Yay, I have a new project for this weekend! For those who missed it, he has a github project at (https://github.com/tomstuart/nothing) where you can reimplement this yourself, with some tips to help you out.

I especially like how he neither uses a fancy academic language which people can dismiss outright for not being practical - like Haskell. But neither do you need ridiculous amounts of boilerplate that obscures the message - like in Java. Ruby is used for real stuff and doesn't have pretentious academic baggage.

Edit: spelling.


> a fancy academic language which people can dismiss outright for not being practical - like Haskell

Actually that could be a good way to filter your audience. Some of those who would be least likely to appreciate this tutorial (and would be likely to post comments complaining how pointless (no pun intended) it was) would avoid a Haskell article in the first place.


This is n=1, of course, but I'm tremendously interested in the subject matter and superficially interested in Haskell. Yet, I don't work with Haskell on a daily basis, so when I see something non-trivial in Haskell, I skim it or put it aside to read later when I have time for study.

Whereas if it's in Ruby, JavaScript, or CoffeeScript, I try to read it immediately. So don't forget the class of slackers who mean to get around to Haskell fluency one day, but not today. We have a great interest in the subject matter and like Haskell in principle even if we're lazy(!) about evaluating Haskell code examples.

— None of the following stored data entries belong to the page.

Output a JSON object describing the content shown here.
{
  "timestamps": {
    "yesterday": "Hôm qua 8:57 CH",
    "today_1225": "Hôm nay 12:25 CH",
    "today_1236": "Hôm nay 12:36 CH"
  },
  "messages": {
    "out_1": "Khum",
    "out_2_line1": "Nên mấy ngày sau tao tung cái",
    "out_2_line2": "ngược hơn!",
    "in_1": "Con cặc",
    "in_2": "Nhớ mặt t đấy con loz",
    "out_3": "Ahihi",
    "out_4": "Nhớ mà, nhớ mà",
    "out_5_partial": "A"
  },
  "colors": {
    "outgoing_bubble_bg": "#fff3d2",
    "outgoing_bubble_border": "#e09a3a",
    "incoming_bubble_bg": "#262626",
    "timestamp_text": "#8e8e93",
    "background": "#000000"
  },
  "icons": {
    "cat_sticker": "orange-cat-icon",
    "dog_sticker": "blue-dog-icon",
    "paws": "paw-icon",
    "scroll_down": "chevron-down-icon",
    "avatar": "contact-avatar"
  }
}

true, if you're optimising for an academic discourse. But that also limits its accessibility for any potentially interested who don't know the academic language. I can't be the only one who stopped reading an Ocaml paper merely for not knowing Ocaml. Its clear he's optimising for knowledge transfer as he spent the time to not only post code on github, but provide different branches for those with different backgrounds.

I think this tutorial shows what we really mean about Turing equivalence in languages, about how data structures can be represented as functions, and presents a wider point of view that opens up other possible program designs.


It sounds like you would really have enjoyed SICP[1]. I remember feeling exactly what you're describing when I finished the Logo interpreter project. Logo, which (despite its dearth of parentheses) is a type of Lisp, is a surprisingly simple language which is not that far removed from lambda calculus.

[1]: http://mitpress.mit.edu/sicp/

If you have time on your hands in the near future, you should definitely give SICP a go--it really is a brilliant book.